The engraver Friedrich Fleischmann (1791 Nuremberg - 1834 Munich) produced a portrait of Hans Sachs at the beginning of the 19th century, for which the present portrait obviously served as a model (see ill. 1). This time, too, Hans Hoffmann is named as the artist. Finally, the portrait is also attributed to him on an additional sheet, probably from the 19th century, which is loosely attached to the back of the the piece: "Volksdichter und Meistersinger HANS SACHS gemalt von H. Hoffmann" (ill. 2).
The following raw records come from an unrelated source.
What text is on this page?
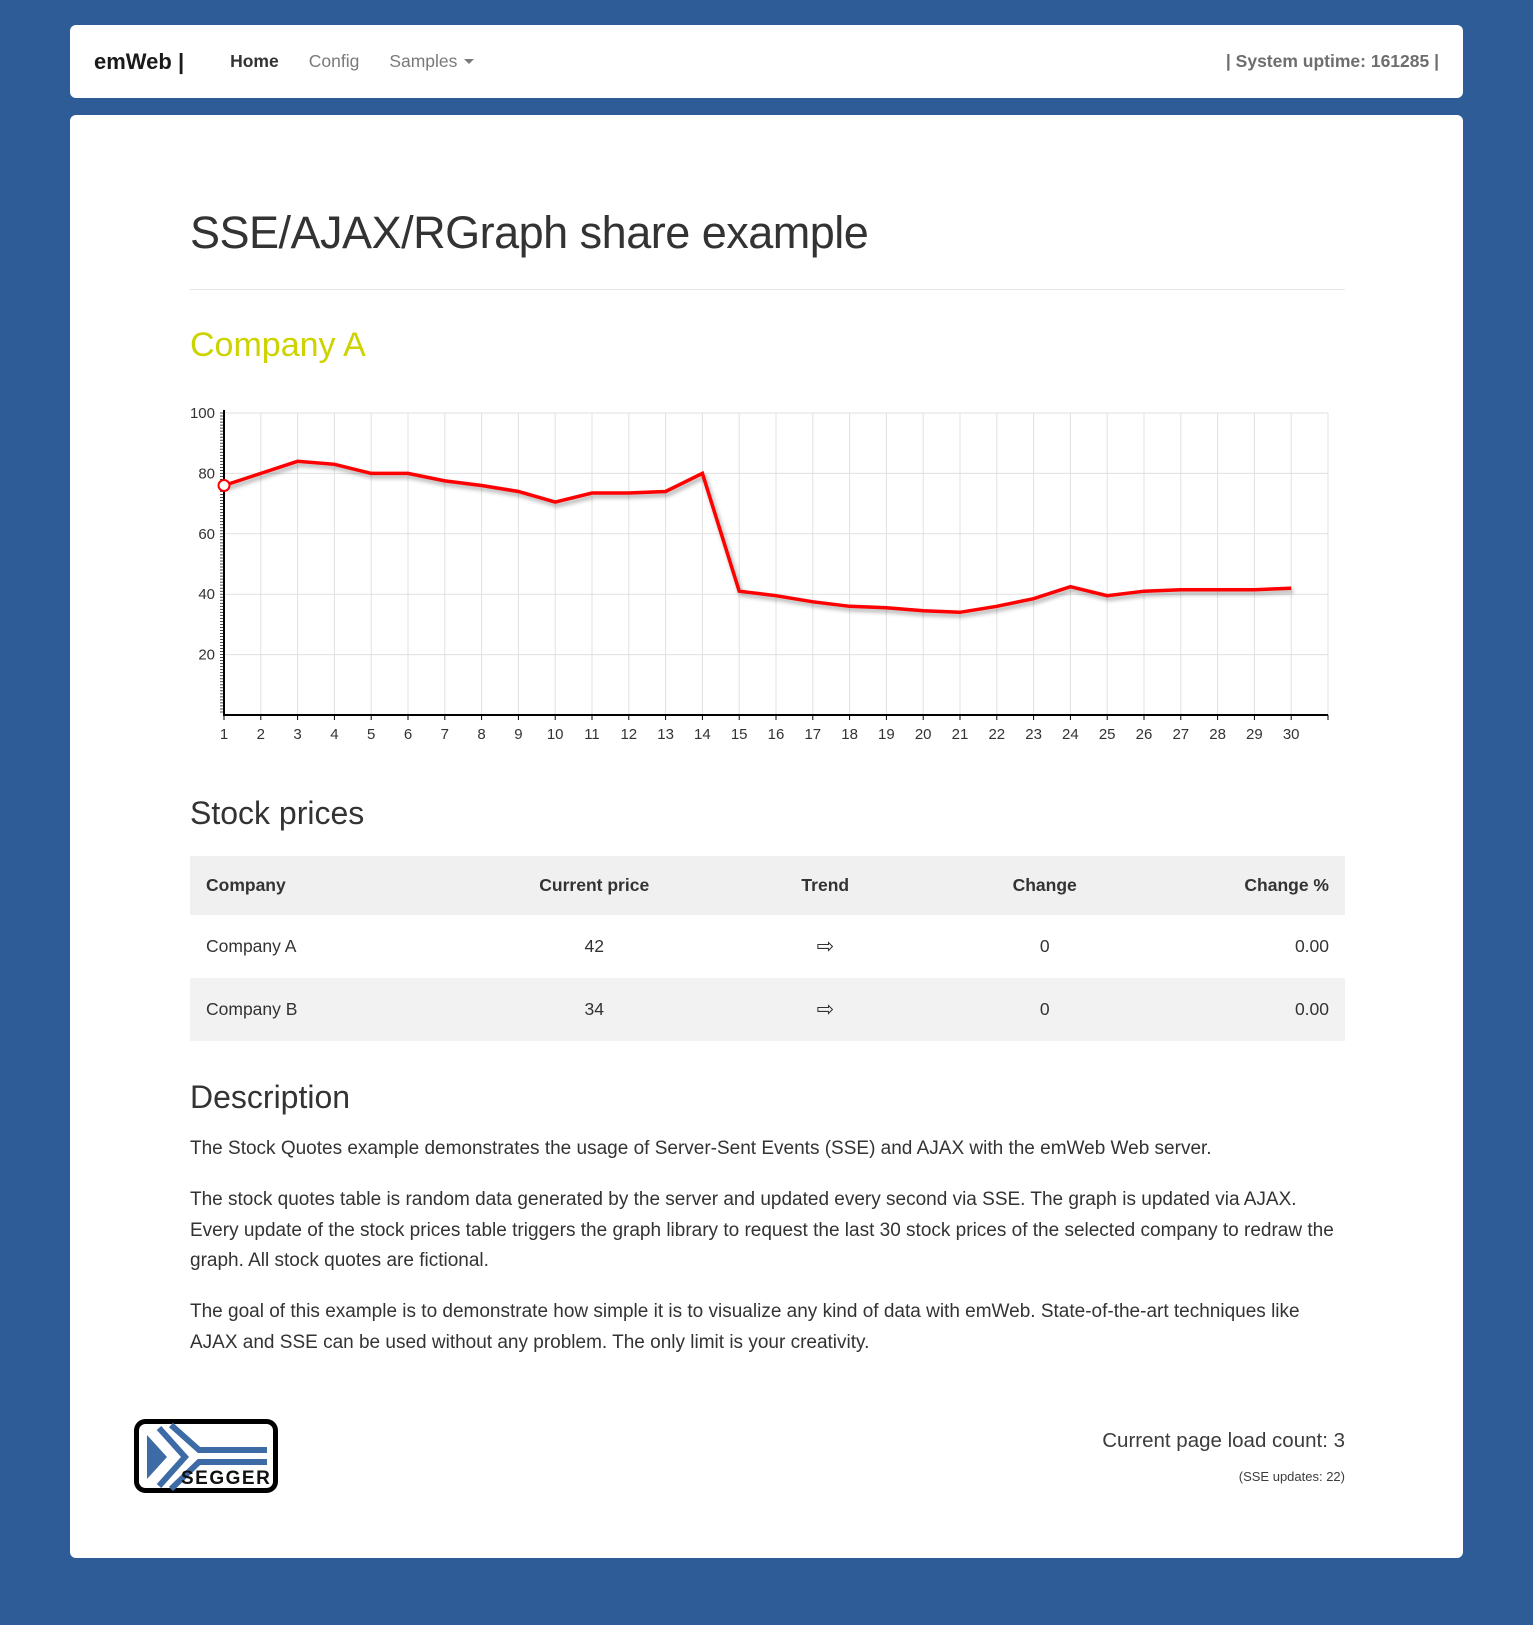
emWeb |	Home Config Samples	| System uptime: 161285 |
SSE/AJAX/RGraph share example
Company A
20
40
60
80
100
1 2 3 4 5 6 7 8 9 10 11 12 13 14 15 16 17 18 19 20 21 22 23 24 25 26 27 28 29 30
Stock prices
Company	Current price	Trend	Change	Change %
Company A	42	⇨	0	0.00
Company B	34	⇨	0	0.00
Description

The Stock Quotes example demonstrates the usage of Server-Sent Events (SSE) and AJAX with the emWeb Web server.

The stock quotes table is random data generated by the server and updated every second via SSE. The graph is updated via AJAX. Every update of the stock prices table triggers the graph library to request the last 30 stock prices of the selected company to redraw the graph. All stock quotes are fictional.

The goal of this example is to demonstrate how simple it is to visualize any kind of data with emWeb. State-of-the-art techniques like AJAX and SSE can be used without any problem. The only limit is your creativity.

SEGGER
Current page load count: 3
(SSE updates: 22)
As certain as the provenance of the miniature portrait is on the basis of the correspondences with the inventories of Praun's collection, the false attribution to Hans Hoffmann, which persisted so stubbornly into the 19th century despite the monogram "GG", is all the more astonishing. The reason probably lies in Hoffmann's greater degree of fame. Both Hoffmann and Gärtner are among the representatives of the so-called "Dürer Renaissance", which led to numerous copies and stylistic adoptions by Nuremberg artists in the late 16th century.
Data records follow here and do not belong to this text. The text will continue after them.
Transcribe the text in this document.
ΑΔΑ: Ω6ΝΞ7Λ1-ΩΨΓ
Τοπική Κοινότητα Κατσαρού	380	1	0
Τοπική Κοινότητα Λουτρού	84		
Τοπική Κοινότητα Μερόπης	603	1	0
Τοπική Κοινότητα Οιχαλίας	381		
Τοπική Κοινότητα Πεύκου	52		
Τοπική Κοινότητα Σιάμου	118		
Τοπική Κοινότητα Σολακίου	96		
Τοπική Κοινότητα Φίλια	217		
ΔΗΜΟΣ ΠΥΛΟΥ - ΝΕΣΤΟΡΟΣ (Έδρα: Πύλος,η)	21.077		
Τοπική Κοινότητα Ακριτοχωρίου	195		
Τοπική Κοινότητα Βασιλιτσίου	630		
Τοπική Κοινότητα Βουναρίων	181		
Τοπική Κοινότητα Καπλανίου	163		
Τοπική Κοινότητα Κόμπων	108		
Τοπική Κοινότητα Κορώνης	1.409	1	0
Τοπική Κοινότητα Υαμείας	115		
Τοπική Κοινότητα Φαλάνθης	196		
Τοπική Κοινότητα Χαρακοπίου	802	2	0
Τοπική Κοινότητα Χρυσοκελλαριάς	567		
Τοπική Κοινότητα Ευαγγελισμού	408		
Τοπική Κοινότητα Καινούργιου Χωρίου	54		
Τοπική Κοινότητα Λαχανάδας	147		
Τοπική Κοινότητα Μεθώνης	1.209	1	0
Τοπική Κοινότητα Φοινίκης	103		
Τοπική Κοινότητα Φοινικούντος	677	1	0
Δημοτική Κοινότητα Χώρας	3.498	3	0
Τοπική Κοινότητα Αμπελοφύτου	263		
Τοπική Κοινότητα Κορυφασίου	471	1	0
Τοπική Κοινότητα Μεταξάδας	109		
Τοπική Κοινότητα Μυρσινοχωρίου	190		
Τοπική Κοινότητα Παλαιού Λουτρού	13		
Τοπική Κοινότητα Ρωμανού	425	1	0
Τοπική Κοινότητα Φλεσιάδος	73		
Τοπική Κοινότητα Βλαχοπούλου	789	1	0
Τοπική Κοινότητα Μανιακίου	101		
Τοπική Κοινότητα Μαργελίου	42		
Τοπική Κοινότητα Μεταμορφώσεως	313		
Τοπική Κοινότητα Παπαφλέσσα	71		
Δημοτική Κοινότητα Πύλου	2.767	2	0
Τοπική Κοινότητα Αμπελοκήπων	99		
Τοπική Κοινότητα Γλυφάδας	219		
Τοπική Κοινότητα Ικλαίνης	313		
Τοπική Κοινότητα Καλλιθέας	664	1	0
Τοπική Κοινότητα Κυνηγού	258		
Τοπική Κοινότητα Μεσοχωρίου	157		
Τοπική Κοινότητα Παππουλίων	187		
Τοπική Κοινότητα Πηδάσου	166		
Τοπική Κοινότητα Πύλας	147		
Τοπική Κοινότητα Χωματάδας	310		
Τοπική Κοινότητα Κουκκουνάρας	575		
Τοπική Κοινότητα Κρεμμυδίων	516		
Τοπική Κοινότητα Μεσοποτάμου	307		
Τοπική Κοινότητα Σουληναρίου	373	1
Unfortunately, it has not yet been possible to compile a numerically significant oeuvre of Georg Gärtner the Elder. There are only a few works that can be attributed to him with certainty or which are clearly signed. Others are confused with those of his son of the same name, with whom he is said to have shared a workshop. A further factor complicating the compilation of his oeuvre is the fact that both the father and the younger Gärtner often executed copies after Dürer or Pencz, for which there was a keen demand, but which are of little help in the development of an individual style. Two paintings of the Apostles after Georg Pencz, for example, also have the monogram GG and at the same time the Latinised signature "Giorgius Hortolanus". In view of this scant information, the discovery of this miniature portrait by Georg Gärtner, which is as finely painted as it is astonishingly well preserved, is particularly gratifying. The drawing is thought to date from around 1580/90, was created in Nuremberg and acquired by Paul Praun before he moved to Bologna. The model could have been an engraving by Joost Amman, who also depicted the master singer as an old man in an engraving in the 1570s.

Provenance

Paulus Praun II (1548-1516), Nuremberg. - Johann Friedrich Frauenholz (1758-1822), art dealer and collector in Nuremberg. - German private property.

Literature

Christoph Gottlieb von Murr, Beschreibung der vornehmsten Merkwürdigkeiten des H. R. Reichs freyen Stadt Nürnberg ..., Nuremberg 1778, p. 472. - Christoph Gottlieb von Murr, Description du Cabinet de Monsieur Paul de Praun à Nuremberg, Nuremberg 1797, p. 8, no. 56. - Katrin Achilles-Syndram, Die Kunstsammlung des Paulus Praun. Die Inventare von 1616 und 1719, Nuremberg 1994. - Rainer Stüwe, Dürer in der Kopie. Die Gemälde und Graphiken der Nürnberger Dürer-Kopisten des 16. und 17. Jahrhunderts, Textband, Heidelberg 1997, p. 209, no. A 1.c.